Come scegliamo quella giusta? Con una funzione di utilità che pesa insieme quanto si perde da un verso mentre si guadagna da un altro, considerando che – umanamente – man mano che si perde qualcosa da un lato (esempio: quanto più si rinuncia alla rappresentatività), lo si vuol compensato più che proporzionalmente dall’altro lato (cioè: si pretende un guadagno in termini di governabilità sempre maggiore). Quest’ultima clausola è una banale riedizione dell’universale principio di utilità marginale decrescente, e la sua conseguenza è che l’insieme dei punti “ugualmente preferibili” si trovano lungo una “curva di indifferenza” avente la forma riportata nel grafico. La curva che tange il vincolo è quella che rappresenta il livello di utilità (o preferibilità) più alto. In questo modo ognuno – ogni singola testa pensante – trova la propria combinazione ottima di rappresentatività/governabilità e quindi la legge elettorale più confacente. Una soluzione per ogni testa, non una soluzione univoca per tutti.

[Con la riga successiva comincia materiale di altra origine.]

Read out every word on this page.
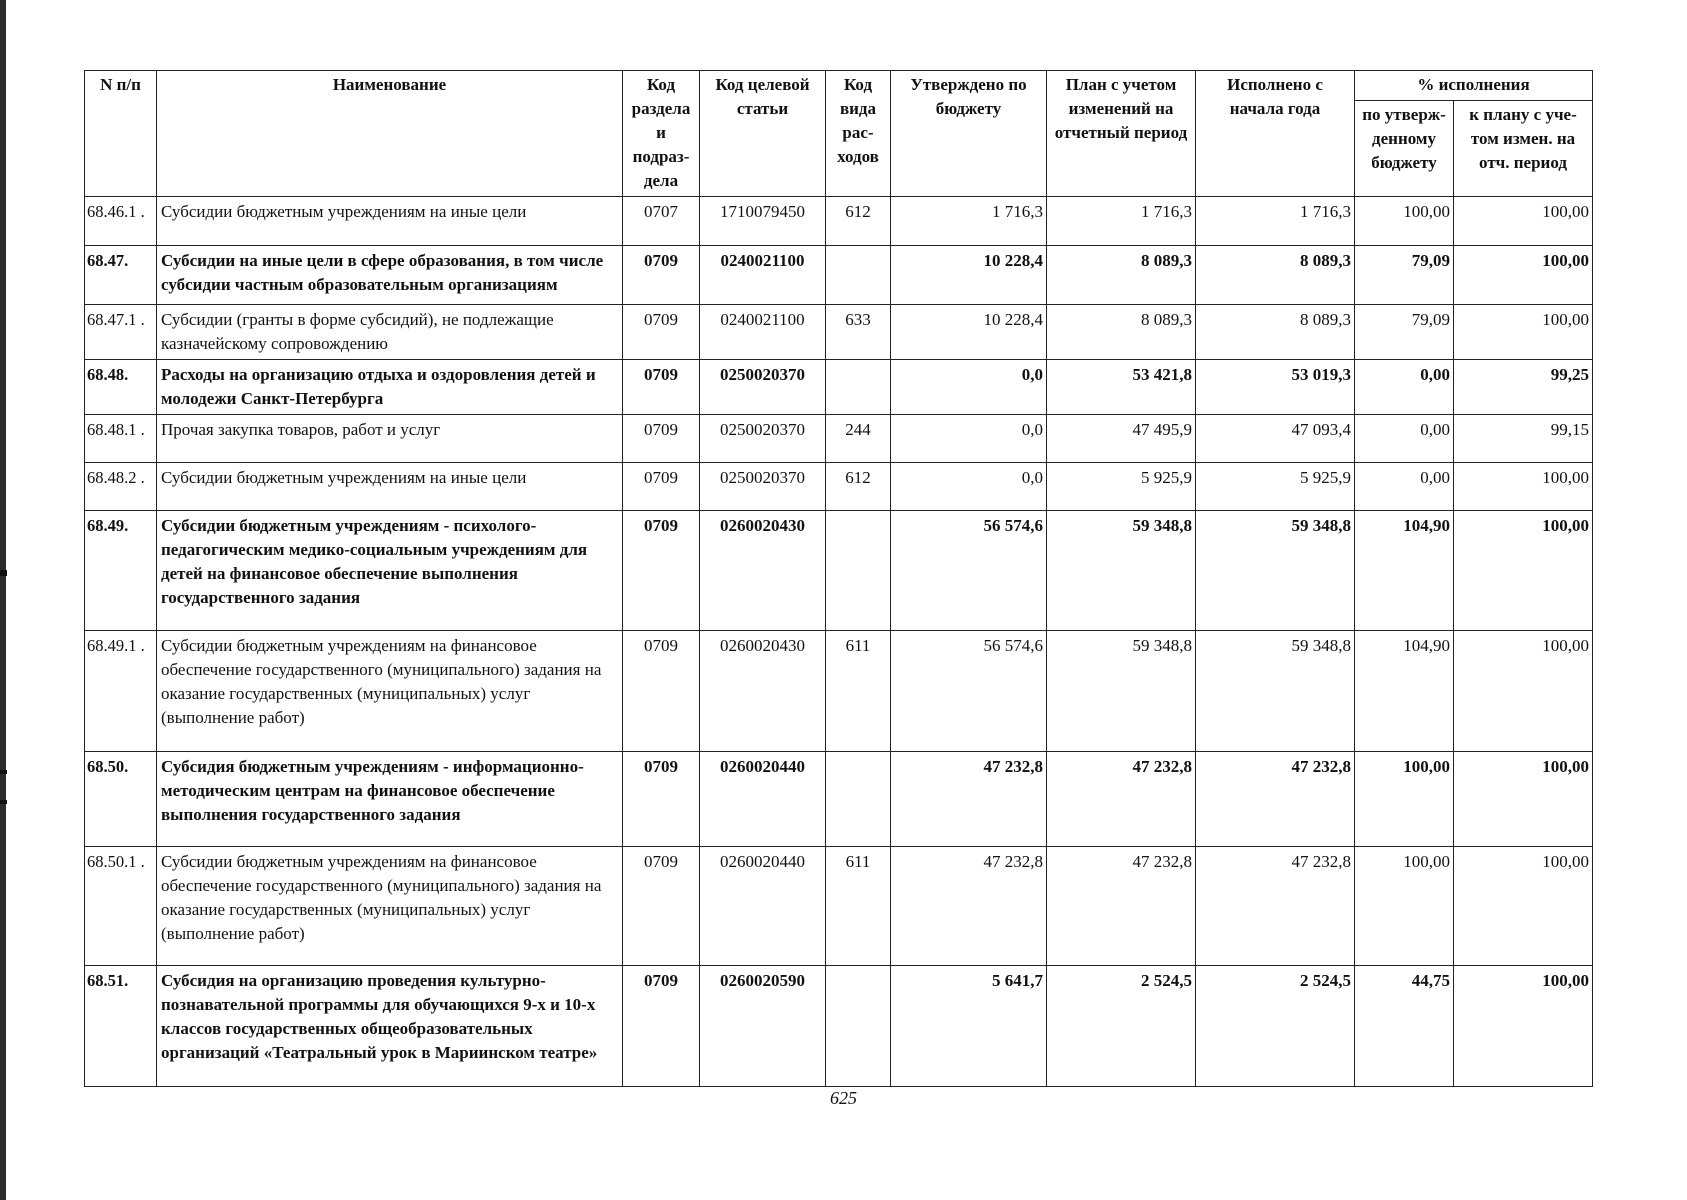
N п/п	Наименование	Код раздела и подраз- дела	Код целевой статьи	Код вида рас- ходов	Утверждено по бюджету	План с учетом изменений на отчетный период	Исполнено с начала года	% исполнения	
								по утверж- денному бюджету	к плану с уче- том измен. на отч. период
68.46.1 .	Субсидии бюджетным учреждениям на иные цели	0707	1710079450	612	1 716,3	1 716,3	1 716,3	100,00	100,00
68.47.	Субсидии на иные цели в сфере образования, в том числе субсидии частным образовательным организациям	0709	0240021100		10 228,4	8 089,3	8 089,3	79,09	100,00
68.47.1 .	Субсидии (гранты в форме субсидий), не подлежащие казначейскому сопровождению	0709	0240021100	633	10 228,4	8 089,3	8 089,3	79,09	100,00
68.48.	Расходы на организацию отдыха и оздоровления детей и молодежи Санкт-Петербурга	0709	0250020370		0,0	53 421,8	53 019,3	0,00	99,25
68.48.1 .	Прочая закупка товаров, работ и услуг	0709	0250020370	244	0,0	47 495,9	47 093,4	0,00	99,15
68.48.2 .	Субсидии бюджетным учреждениям на иные цели	0709	0250020370	612	0,0	5 925,9	5 925,9	0,00	100,00
68.49.	Субсидии бюджетным учреждениям - психолого-педагогическим медико-социальным учреждениям для детей на финансовое обеспечение выполнения государственного задания	0709	0260020430		56 574,6	59 348,8	59 348,8	104,90	100,00
68.49.1 .	Субсидии бюджетным учреждениям на финансовое обеспечение государственного (муниципального) задания на оказание государственных (муниципальных) услуг (выполнение работ)	0709	0260020430	611	56 574,6	59 348,8	59 348,8	104,90	100,00
68.50.	Субсидия бюджетным учреждениям - информационно-методическим центрам на финансовое обеспечение выполнения государственного задания	0709	0260020440		47 232,8	47 232,8	47 232,8	100,00	100,00
68.50.1 .	Субсидии бюджетным учреждениям на финансовое обеспечение государственного (муниципального) задания на оказание государственных (муниципальных) услуг (выполнение работ)	0709	0260020440	611	47 232,8	47 232,8	47 232,8	100,00	100,00
68.51.	Субсидия на организацию проведения культурно-познавательной программы для обучающихся 9-х и 10-х классов государственных общеобразовательных организаций «Театральный урок в Мариинском театре»	0709	0260020590		5 641,7	2 524,5	2 524,5	44,75	100,00
625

Trovatemi una ragione per cui la minor sensibilità di Leonardo verso la rappresentatività sia “più giusta” della minor propensione di Giuseppe verso la governabilità. Sostenere una qualunque legge elettorale implica uno specifico individuale schema di preferenze sulla combinazione delle caratteristiche del risultato finale, e quindi risente delle aspettative concrete di voto e composizione finale dell’organo da eleggere. La maggior governabilità preferita da Leonardo potrebbe infatti derivare dalla vittoria (con premio) di un partito specifico che invece, con la soluzione di Giuseppe, potrebbe venir messo in minoranza da una coalizione dei suoi primi due o tre concorrenti (risultato più rappresentativo del voto ma meno stabile). Lo schema di preferenze individuali quindi può ben dipendere da un preconcetto, da una “distorsione” basata su ragioni pratiche alla faccia dell’analisi puramente razionale e di principio. Anzi: parlando di legge elettorale sarebbe strano il contrario! Ammettiamolo, e smettiamo di fingere di essere oggettivi.

I bias sono normali, non c’è nulla di strano, dobbiamo accettarli… o meglio basta ammetterli e non parlare fingendo di esserne immuni ammantandosi di razionalità. Insomma, a me meno pomodoro, ma se invece delle lasagne ci sono le penne stiamo sbagliando la discussione da fare.